Un muro, un muro de piedra, cubierto de musgo, si es que las manchas verdes en las yemas de sus dedos eran señal de algo. Cassandra se limpió la mano en sus vaqueros, sacó el título de propiedad de su bolsillo y examinó el mapa de la propiedad. La cabaña estaba claramente marcada, un pequeño cuadrado en la parte delantera. De acuerdo con el mapa, sin embargo, la línea de la propiedad se extendía bastante. Cassandra volvió a doblar el mapa y lo guardó. Si el mapa era correcto, esa pared era parte de la propiedad de Nell, no su límite. Pertenecía a la Cabaña del Acantilado, así como todo lo que se encontraba al otro lado.

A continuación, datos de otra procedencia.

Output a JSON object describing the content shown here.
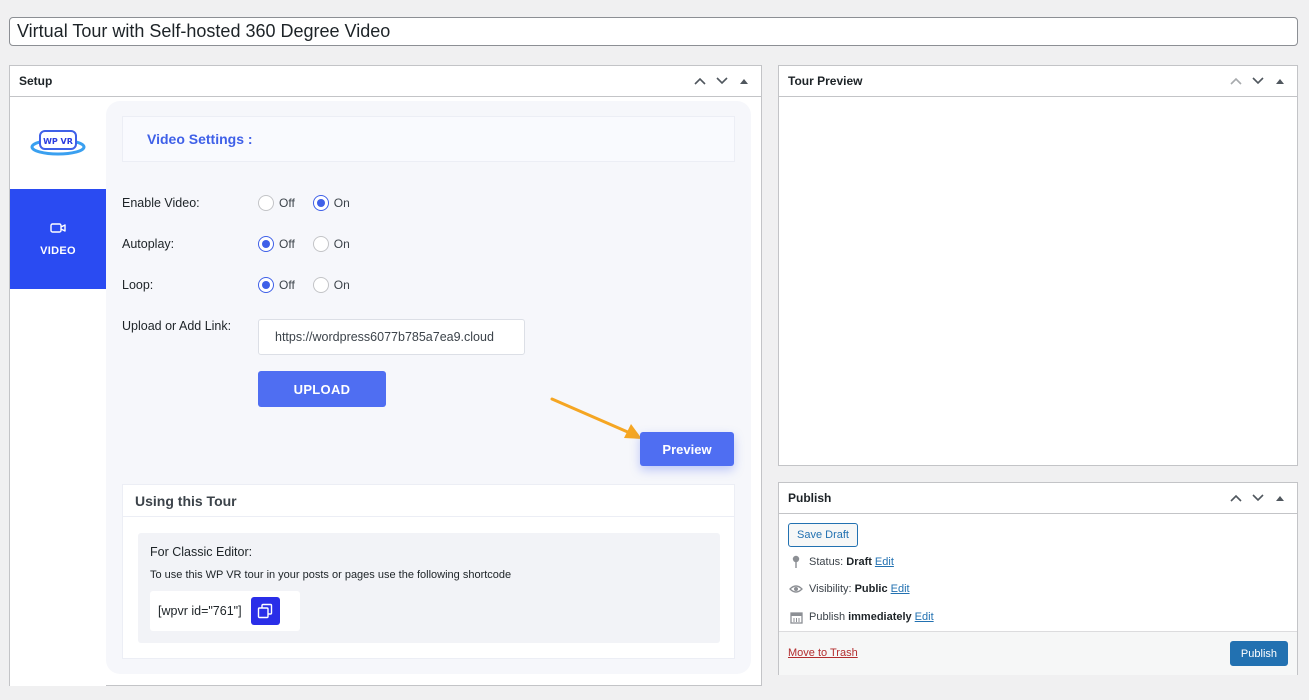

Cassandra continuó el obstruido curso a lo largo de la pared, esperando encontrar una entrada o una puerta, cualquier cosa que le diera acceso. El sol se estaba elevando en el cielo y los pájaros habían cesado en su canto. El aire era denso por el dulce, embriagador perfume de un rosal trepador. Aunque estaban en otoño, Cassandra se sintió acalorada. Pensar que alguna vez había imaginado Inglaterra como un país frío en donde el sol era un extraño. Se detuvo para secarse el sudor de la frente y golpeó su cabeza contra algo que colgaba bajo.

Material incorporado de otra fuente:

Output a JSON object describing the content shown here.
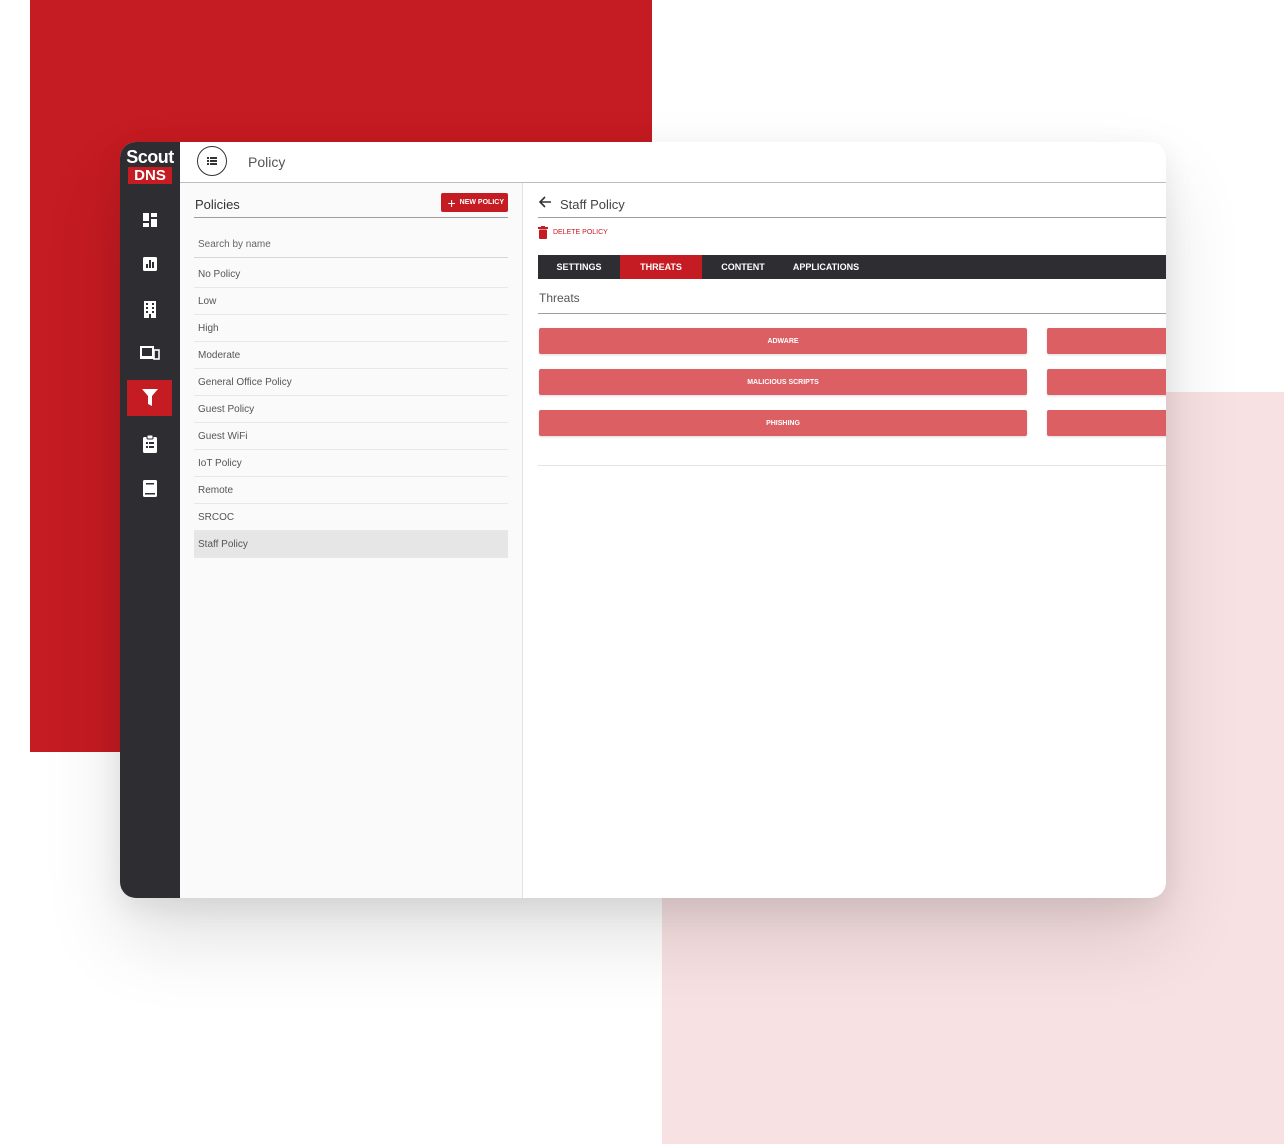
{
  "brand": {
    "logo_top": "Scout",
    "logo_bottom": "DNS",
    "accent_color": "#c51b22",
    "rail_color": "#2d2d32"
  },
  "rail": {
    "items": [
      {
        "icon": "dashboard-icon"
      },
      {
        "icon": "reports-chart-icon"
      },
      {
        "icon": "building-icon"
      },
      {
        "icon": "devices-icon"
      },
      {
        "icon": "filter-icon",
        "active": true
      },
      {
        "icon": "clipboard-list-icon"
      },
      {
        "icon": "book-icon"
      }
    ]
  },
  "topbar": {
    "menu_icon": "list-menu-icon",
    "title": "Policy"
  },
  "policies_panel": {
    "title": "Policies",
    "new_button": "NEW POLICY",
    "search_placeholder": "Search by name",
    "items": [
      "No Policy",
      "Low",
      "High",
      "Moderate",
      "General Office Policy",
      "Guest Policy",
      "Guest WiFi",
      "IoT Policy",
      "Remote",
      "SRCOC",
      "Staff Policy"
    ],
    "selected": "Staff Policy"
  },
  "detail": {
    "title": "Staff Policy",
    "delete_label": "DELETE POLICY",
    "tabs": [
      "SETTINGS",
      "THREATS",
      "CONTENT",
      "APPLICATIONS"
    ],
    "active_tab": "THREATS",
    "section_title": "Threats",
    "threats": [
      "ADWARE",
      "MALICIOUS SCRIPTS",
      "PHISHING"
    ],
    "threat_color": "#dc5f63"
  }
}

La retorcida rama de un árbol se extendía sobre la pared, como un brazo. Un manzano, advirtió Cassandra al ver que la rama tenía frutas: brillantes manzanas doradas. Estaban tan maduras, tan deliciosamente fragantes, que no pudo resistir tomar una.

Cassandra comprobó la hora en su reloj y lanzando una mirada añorante al cerco de setos, comenzó a regresar por donde había venido. Podía continuar la búsqueda de una puerta más adelante, no quería arriesgarse a no recibir al jardinero. Tan grande era la sensación de aislamiento que rodeaba a la cabaña que tenía la impresión de que tal vez no lo oiría desde el fondo, aunque él la llamara.